The sea battalion of the German Navy consists of eight companies: two shipboard companies, one each for coastal operations, mine diving, reconnaissance, one support and two training companies.

Basically, the battalion protects the ships and boats, bases and land installations of the Navy at home and abroad, on the high seas or on the coast. The association's other capabilities range from ship controls, explosive ordnance disposal and evacuations to protecting merchant ships and ports from terrorist threats to multinational amphibious operations.

Sweden has equipped its amphibious formations with the Combat Boat 90 (Photo: Saab-Dockstavarve)

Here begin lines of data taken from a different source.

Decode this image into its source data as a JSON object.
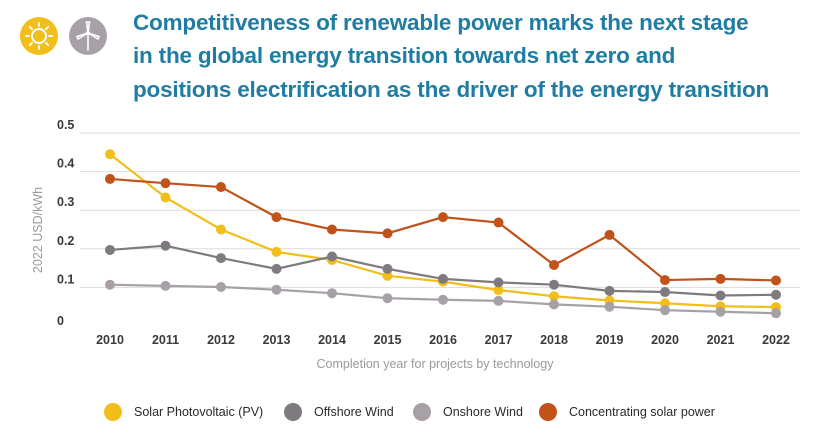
{
  "header": {
    "title_lines": [
      "Competitiveness of renewable power marks the next stage",
      "in the global energy transition towards net zero and",
      "positions electrification as the driver of the energy transition"
    ],
    "icons": [
      "sun-icon",
      "wind-turbine-icon"
    ]
  },
  "chart_data": {
    "type": "line",
    "title": "Competitiveness of renewable power marks the next stage in the global energy transition towards net zero and positions electrification as the driver of the energy transition",
    "xlabel": "Completion year for projects by technology",
    "ylabel": "2022 USD/kWh",
    "categories": [
      "2010",
      "2011",
      "2012",
      "2013",
      "2014",
      "2015",
      "2016",
      "2017",
      "2018",
      "2019",
      "2020",
      "2021",
      "2022"
    ],
    "ylim": [
      0,
      0.5
    ],
    "yticks": [
      "0",
      "0.1",
      "0.2",
      "0.3",
      "0.4",
      "0.5"
    ],
    "grid": true,
    "legend_position": "bottom",
    "series": [
      {
        "name": "Solar Photovoltaic (PV)",
        "color": "#f1be1a",
        "values": [
          0.445,
          0.333,
          0.25,
          0.192,
          0.171,
          0.13,
          0.115,
          0.093,
          0.077,
          0.066,
          0.059,
          0.051,
          0.049
        ]
      },
      {
        "name": "Offshore Wind",
        "color": "#7f7a80",
        "values": [
          0.197,
          0.208,
          0.176,
          0.148,
          0.18,
          0.148,
          0.122,
          0.113,
          0.107,
          0.091,
          0.088,
          0.079,
          0.081
        ]
      },
      {
        "name": "Onshore Wind",
        "color": "#a7a1a7",
        "values": [
          0.107,
          0.104,
          0.101,
          0.094,
          0.085,
          0.072,
          0.068,
          0.065,
          0.056,
          0.05,
          0.041,
          0.037,
          0.033
        ]
      },
      {
        "name": "Concentrating solar power",
        "color": "#c0521a",
        "values": [
          0.381,
          0.37,
          0.36,
          0.282,
          0.25,
          0.24,
          0.282,
          0.268,
          0.158,
          0.236,
          0.119,
          0.122,
          0.118
        ]
      }
    ]
  }
}
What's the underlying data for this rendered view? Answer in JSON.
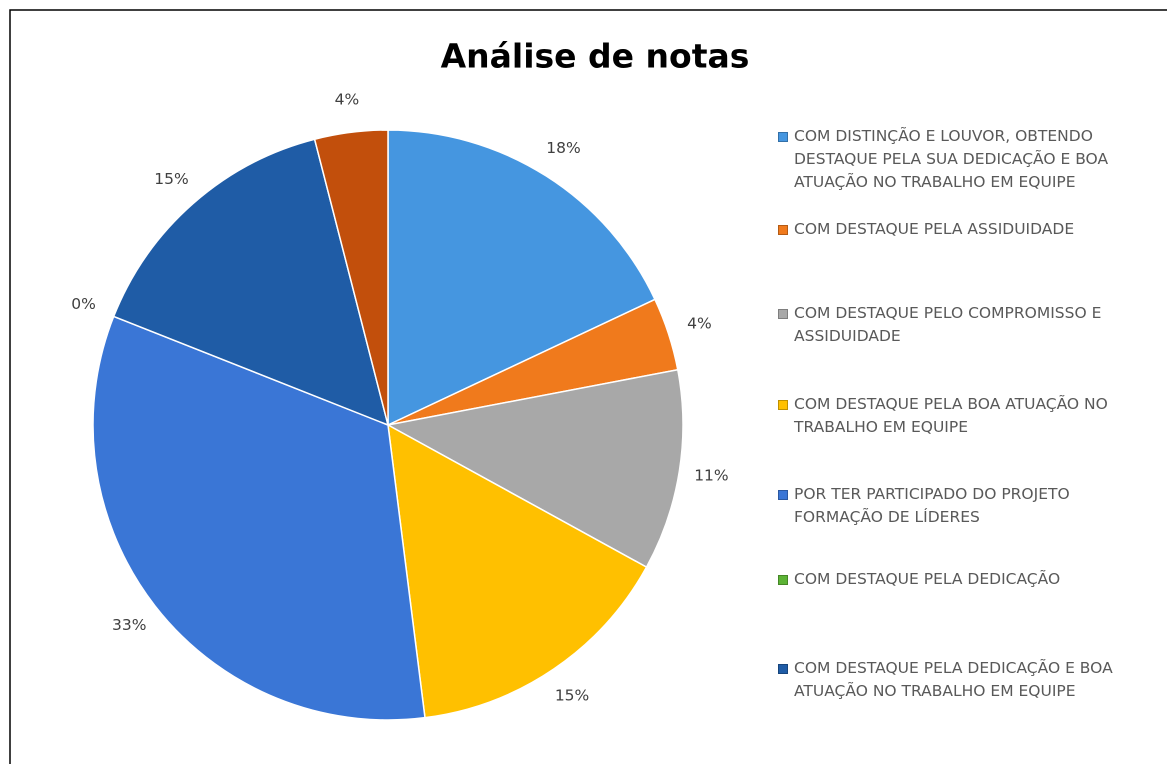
{
  "chart_data": {
    "type": "pie",
    "title": "Análise de notas",
    "categories": [
      "COM DISTINÇÃO E LOUVOR, OBTENDO DESTAQUE PELA SUA DEDICAÇÃO E BOA ATUAÇÃO NO TRABALHO EM EQUIPE",
      "COM DESTAQUE PELA ASSIDUIDADE",
      "COM DESTAQUE PELO COMPROMISSO E ASSIDUIDADE",
      "COM DESTAQUE PELA BOA ATUAÇÃO NO TRABALHO EM EQUIPE",
      "POR TER PARTICIPADO DO PROJETO FORMAÇÃO DE LÍDERES",
      "COM DESTAQUE PELA DEDICAÇÃO",
      "COM DESTAQUE PELA DEDICAÇÃO E BOA ATUAÇÃO NO TRABALHO EM EQUIPE",
      null
    ],
    "values": [
      18,
      4,
      11,
      15,
      33,
      0,
      15,
      4
    ],
    "value_labels": [
      "18%",
      "4%",
      "11%",
      "15%",
      "33%",
      "0%",
      "15%",
      "4%"
    ],
    "colors": [
      "#4596e0",
      "#f07a1c",
      "#a8a8a8",
      "#ffc000",
      "#3a76d6",
      "#5cb335",
      "#1f5ca6",
      "#c24f0c"
    ],
    "legend": "right"
  }
}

In the course of improving its tactical mobility, the procurement of task boats is being considered. With them, the unit stationed in Eckernförde would receive the gain in capability specified in the concept of the Bundeswehr, to act in a limited amphibious manner up to the option of evacuating German citizens even under threat. The combat or task boat allow improved capability for port protection, optimize the control of maritime traffic and enable surveillance tasks in the offshore area. This increases the quality of the fulfillment of the tasks mentioned. The control of maritime traffic could also be significantly improved compared to the means currently used, the Buster boats. The open boats have limited sea endurance and limited standing time. When patrolling roadsteads or protecting offshore facilities, they are not the optimal tool. However, these scenarios are quite realistic for the Navy.